Said Larry Goins, the athletic director at Desert Oasis and a former athletic director at Pahrump: “The 4A and the board has to have more of an open mind.”

COMPETITIVE BALANCE?

Another idea, and maybe the more likely to eventually be incorporated, is merging the two classes into one and creating leagues based on enrollment and/or competitive balance.

“What we’ve floated is the idea of a 4A-A and a 4A-B league,” Hess said. “None of the 4A schools wants to be 3A. If you make a 4A-A and a 4A-B, you can still have two state champions.”

With another Class 4A school scheduled to open in Las Vegas next year, Southern Nevada would have 34 Class 4A teams.

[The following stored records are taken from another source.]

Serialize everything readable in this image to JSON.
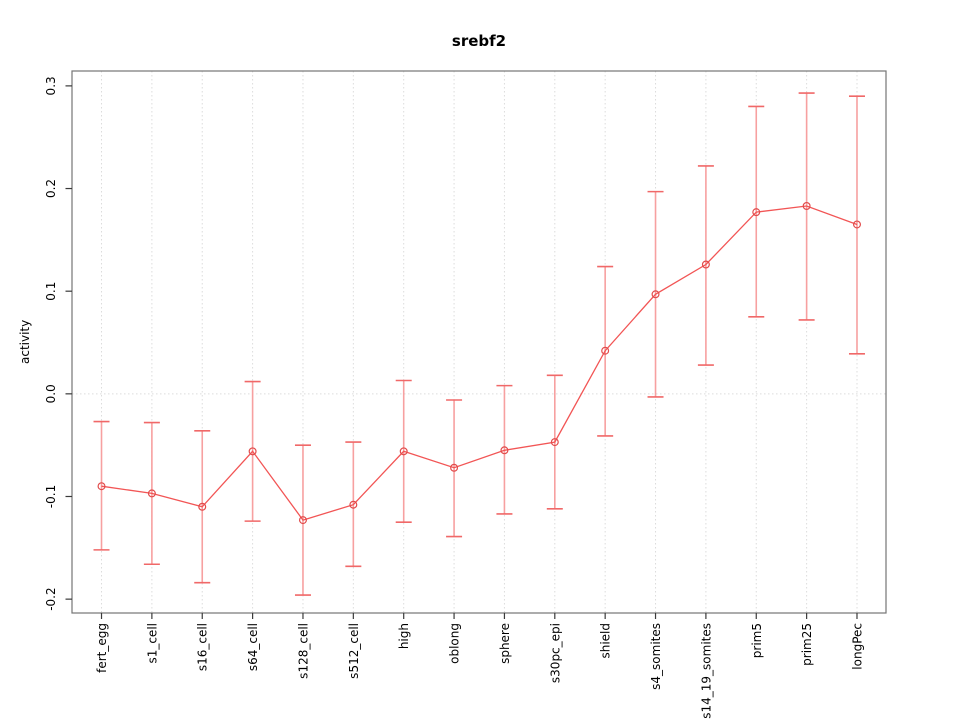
{
  "figure": {
    "title": "srebf2",
    "y_axis_label": "activity"
  },
  "chart_data": {
    "type": "line",
    "title": "srebf2",
    "xlabel": "",
    "ylabel": "activity",
    "categories": [
      "fert_egg",
      "s1_cell",
      "s16_cell",
      "s64_cell",
      "s128_cell",
      "s512_cell",
      "high",
      "oblong",
      "sphere",
      "s30pc_epi",
      "shield",
      "s4_somites",
      "s14_19_somites",
      "prim5",
      "prim25",
      "longPec"
    ],
    "series": [
      {
        "name": "srebf2 activity",
        "values": [
          -0.09,
          -0.097,
          -0.11,
          -0.056,
          -0.123,
          -0.108,
          -0.056,
          -0.072,
          -0.055,
          -0.047,
          0.042,
          0.097,
          0.126,
          0.177,
          0.183,
          0.165
        ]
      }
    ],
    "error_bars": {
      "upper": [
        -0.027,
        -0.028,
        -0.036,
        0.012,
        -0.05,
        -0.047,
        0.013,
        -0.006,
        0.008,
        0.018,
        0.124,
        0.197,
        0.222,
        0.28,
        0.293,
        0.29
      ],
      "lower": [
        -0.152,
        -0.166,
        -0.184,
        -0.124,
        -0.196,
        -0.168,
        -0.125,
        -0.139,
        -0.117,
        -0.112,
        -0.041,
        -0.003,
        0.028,
        0.075,
        0.072,
        0.039
      ]
    },
    "yticks": {
      "values": [
        -0.2,
        -0.1,
        0.0,
        0.1,
        0.2,
        0.3
      ],
      "labels": [
        "-0.2",
        "-0.1",
        "0.0",
        "0.1",
        "0.2",
        "0.3"
      ]
    },
    "ylim": [
      -0.2135,
      0.3145
    ],
    "x_range": [
      0.414,
      16.576
    ],
    "grid": {
      "vertical_per_category": true,
      "horizontal_zero_line": true,
      "style": "dotted"
    },
    "legend": "none",
    "marker": "open-circle",
    "colors": {
      "background": "#ffffff",
      "frame": "#757575",
      "axis_tick": "#3a3a3a",
      "tick_label": "#000000",
      "grid": "#dcdcdc",
      "series_line": "#f25555",
      "marker_stroke": "#e24c4c",
      "error_stem": "#f7a0a0",
      "error_cap": "#f06868"
    }
  }
}
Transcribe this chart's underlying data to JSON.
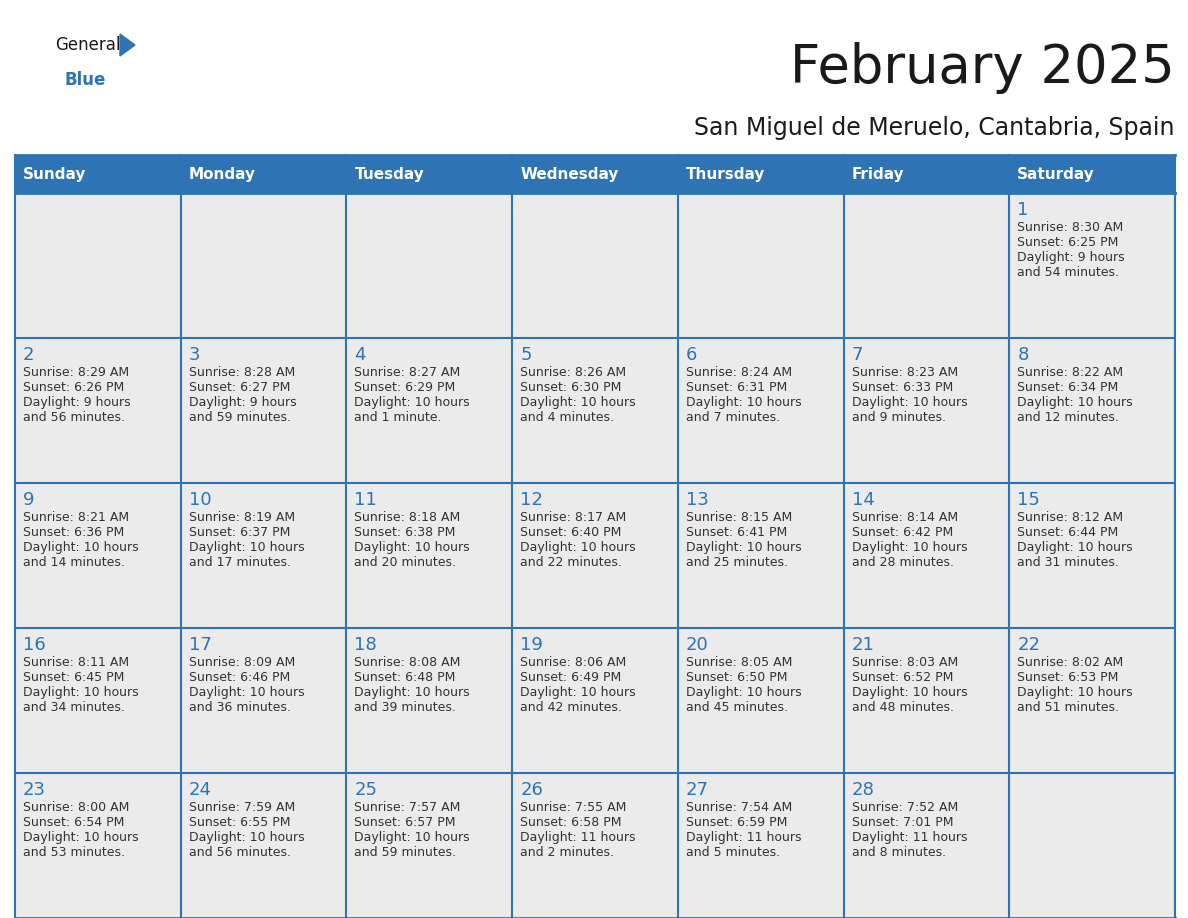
{
  "title": "February 2025",
  "subtitle": "San Miguel de Meruelo, Cantabria, Spain",
  "header_bg": "#2E74B5",
  "header_text": "#FFFFFF",
  "cell_bg": "#EBEBEB",
  "border_color": "#2E74B5",
  "title_color": "#1A1A1A",
  "subtitle_color": "#1A1A1A",
  "day_number_color": "#2E74B5",
  "cell_text_color": "#333333",
  "days_of_week": [
    "Sunday",
    "Monday",
    "Tuesday",
    "Wednesday",
    "Thursday",
    "Friday",
    "Saturday"
  ],
  "weeks": [
    [
      {
        "day": null,
        "lines": null
      },
      {
        "day": null,
        "lines": null
      },
      {
        "day": null,
        "lines": null
      },
      {
        "day": null,
        "lines": null
      },
      {
        "day": null,
        "lines": null
      },
      {
        "day": null,
        "lines": null
      },
      {
        "day": 1,
        "lines": [
          "Sunrise: 8:30 AM",
          "Sunset: 6:25 PM",
          "Daylight: 9 hours",
          "and 54 minutes."
        ]
      }
    ],
    [
      {
        "day": 2,
        "lines": [
          "Sunrise: 8:29 AM",
          "Sunset: 6:26 PM",
          "Daylight: 9 hours",
          "and 56 minutes."
        ]
      },
      {
        "day": 3,
        "lines": [
          "Sunrise: 8:28 AM",
          "Sunset: 6:27 PM",
          "Daylight: 9 hours",
          "and 59 minutes."
        ]
      },
      {
        "day": 4,
        "lines": [
          "Sunrise: 8:27 AM",
          "Sunset: 6:29 PM",
          "Daylight: 10 hours",
          "and 1 minute."
        ]
      },
      {
        "day": 5,
        "lines": [
          "Sunrise: 8:26 AM",
          "Sunset: 6:30 PM",
          "Daylight: 10 hours",
          "and 4 minutes."
        ]
      },
      {
        "day": 6,
        "lines": [
          "Sunrise: 8:24 AM",
          "Sunset: 6:31 PM",
          "Daylight: 10 hours",
          "and 7 minutes."
        ]
      },
      {
        "day": 7,
        "lines": [
          "Sunrise: 8:23 AM",
          "Sunset: 6:33 PM",
          "Daylight: 10 hours",
          "and 9 minutes."
        ]
      },
      {
        "day": 8,
        "lines": [
          "Sunrise: 8:22 AM",
          "Sunset: 6:34 PM",
          "Daylight: 10 hours",
          "and 12 minutes."
        ]
      }
    ],
    [
      {
        "day": 9,
        "lines": [
          "Sunrise: 8:21 AM",
          "Sunset: 6:36 PM",
          "Daylight: 10 hours",
          "and 14 minutes."
        ]
      },
      {
        "day": 10,
        "lines": [
          "Sunrise: 8:19 AM",
          "Sunset: 6:37 PM",
          "Daylight: 10 hours",
          "and 17 minutes."
        ]
      },
      {
        "day": 11,
        "lines": [
          "Sunrise: 8:18 AM",
          "Sunset: 6:38 PM",
          "Daylight: 10 hours",
          "and 20 minutes."
        ]
      },
      {
        "day": 12,
        "lines": [
          "Sunrise: 8:17 AM",
          "Sunset: 6:40 PM",
          "Daylight: 10 hours",
          "and 22 minutes."
        ]
      },
      {
        "day": 13,
        "lines": [
          "Sunrise: 8:15 AM",
          "Sunset: 6:41 PM",
          "Daylight: 10 hours",
          "and 25 minutes."
        ]
      },
      {
        "day": 14,
        "lines": [
          "Sunrise: 8:14 AM",
          "Sunset: 6:42 PM",
          "Daylight: 10 hours",
          "and 28 minutes."
        ]
      },
      {
        "day": 15,
        "lines": [
          "Sunrise: 8:12 AM",
          "Sunset: 6:44 PM",
          "Daylight: 10 hours",
          "and 31 minutes."
        ]
      }
    ],
    [
      {
        "day": 16,
        "lines": [
          "Sunrise: 8:11 AM",
          "Sunset: 6:45 PM",
          "Daylight: 10 hours",
          "and 34 minutes."
        ]
      },
      {
        "day": 17,
        "lines": [
          "Sunrise: 8:09 AM",
          "Sunset: 6:46 PM",
          "Daylight: 10 hours",
          "and 36 minutes."
        ]
      },
      {
        "day": 18,
        "lines": [
          "Sunrise: 8:08 AM",
          "Sunset: 6:48 PM",
          "Daylight: 10 hours",
          "and 39 minutes."
        ]
      },
      {
        "day": 19,
        "lines": [
          "Sunrise: 8:06 AM",
          "Sunset: 6:49 PM",
          "Daylight: 10 hours",
          "and 42 minutes."
        ]
      },
      {
        "day": 20,
        "lines": [
          "Sunrise: 8:05 AM",
          "Sunset: 6:50 PM",
          "Daylight: 10 hours",
          "and 45 minutes."
        ]
      },
      {
        "day": 21,
        "lines": [
          "Sunrise: 8:03 AM",
          "Sunset: 6:52 PM",
          "Daylight: 10 hours",
          "and 48 minutes."
        ]
      },
      {
        "day": 22,
        "lines": [
          "Sunrise: 8:02 AM",
          "Sunset: 6:53 PM",
          "Daylight: 10 hours",
          "and 51 minutes."
        ]
      }
    ],
    [
      {
        "day": 23,
        "lines": [
          "Sunrise: 8:00 AM",
          "Sunset: 6:54 PM",
          "Daylight: 10 hours",
          "and 53 minutes."
        ]
      },
      {
        "day": 24,
        "lines": [
          "Sunrise: 7:59 AM",
          "Sunset: 6:55 PM",
          "Daylight: 10 hours",
          "and 56 minutes."
        ]
      },
      {
        "day": 25,
        "lines": [
          "Sunrise: 7:57 AM",
          "Sunset: 6:57 PM",
          "Daylight: 10 hours",
          "and 59 minutes."
        ]
      },
      {
        "day": 26,
        "lines": [
          "Sunrise: 7:55 AM",
          "Sunset: 6:58 PM",
          "Daylight: 11 hours",
          "and 2 minutes."
        ]
      },
      {
        "day": 27,
        "lines": [
          "Sunrise: 7:54 AM",
          "Sunset: 6:59 PM",
          "Daylight: 11 hours",
          "and 5 minutes."
        ]
      },
      {
        "day": 28,
        "lines": [
          "Sunrise: 7:52 AM",
          "Sunset: 7:01 PM",
          "Daylight: 11 hours",
          "and 8 minutes."
        ]
      },
      {
        "day": null,
        "lines": null
      }
    ]
  ],
  "logo_general_color": "#1A1A1A",
  "logo_blue_color": "#2E74B5",
  "logo_triangle_color": "#2E74B5",
  "title_fontsize": 38,
  "subtitle_fontsize": 17,
  "header_fontsize": 11,
  "day_number_fontsize": 13,
  "cell_text_fontsize": 9
}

Merging the classes would make 37 4A teams in the south.

It sounds like a simple solution, but it would be asking the 3A schools to compete on a regular basis with schools four or even five times their size.

“The problem with that is to move them up, they’d be playing bigger schools,” Mathis said. “That was the problem in the first place. That’s why it was aligned this way.

“Had we been able to make exceptions and put teams into the 3A, we wouldn’t have this problem.”

Pahrump has proven to be a good early litmus test for a possible merger.

The Trojans weren’t at all competitive in football, but that wasn’t a surprise given that they struggled in 3A.

Pahrump’s volleyball team qualified for the postseason and had a regular-season win over eventual Sunset Region champion Durango. The girls basketball team already has beaten Shadow Ridge, Cimarron-Memorial and Legacy.

“As far as a lot of the girls sports go, I see a lot of the 4A teams really being at the same level as the 3As,” Lindgren said.

Moapa Valley’s football team won the Class 3A state title and likely could have been competitive in 4A.

“Those schools wouldn’t have consistent success to the level they have now,” Goins said. “But I believe Moapa Valley and Virgin Valley football would have been in the top third in 4A.”

Trying to align teams based on competitive balance creates another problem.

Schools that have good teams in one sport might struggle in another.

Clark’s boys soccer team was one of the state’s best in Class 4A this year. The football team, while it has shown great improvement, has struggled for years.

“You can’t just look at raw numbers,” Lounsbery said. “Along with the enrollment factor is what kind of kids you have. I don’t know where you draw the line.”

Some teams are beaten before the season starts, feeling they have no chance to compete in their current league. The Northwest League was stacked in football this year.

In girls basketball, asking Desert Oasis to be competitive against defending state champion Bishop Gorman is like telling David to play Goliath without a slingshot.

Realigning teams won’t eliminate all of those matchups, but it could minimize them.

“I like the idea of going to super leagues, if it’s practical,” Brockovich said.

And there’s the question of what to do with teams that have drastic record swings from year to year.

For example In 2007, Mojave’s football team went 8-2 and made the playoffs. Legacy struggled in the same league.

This year, Legacy went to the postseason, and Mojave went winless.

“How do you define competitive balance?” Mathis asked. “Do you go by last year’s record? We don’t want to do what California does where you’re in a different league from year to year.”

NO IDEAL ANSWER

“I don’t think anybody has an ideal solution,” Quintero said. “The bottom line is we’re too big for 2A and too small for 4A.”

So far, no solution is perfect. If one was, the NIAA would be acting on it.

“Unless we go to 102 divisions, someone will always be mad,” Goins said.

But for now, a clock is ticking against the 3A Southern League.

“I want to make the 3A happy,” Mathis said. “I want them to tell us what they think the best solution is. They’re the ones who will have to live with it.”

What would make the 3A happy for now is the NIAA to show it’s at least planning to do something to help. Apparently that won’t come at this board meeting.

“We need to know right away,” Messer said.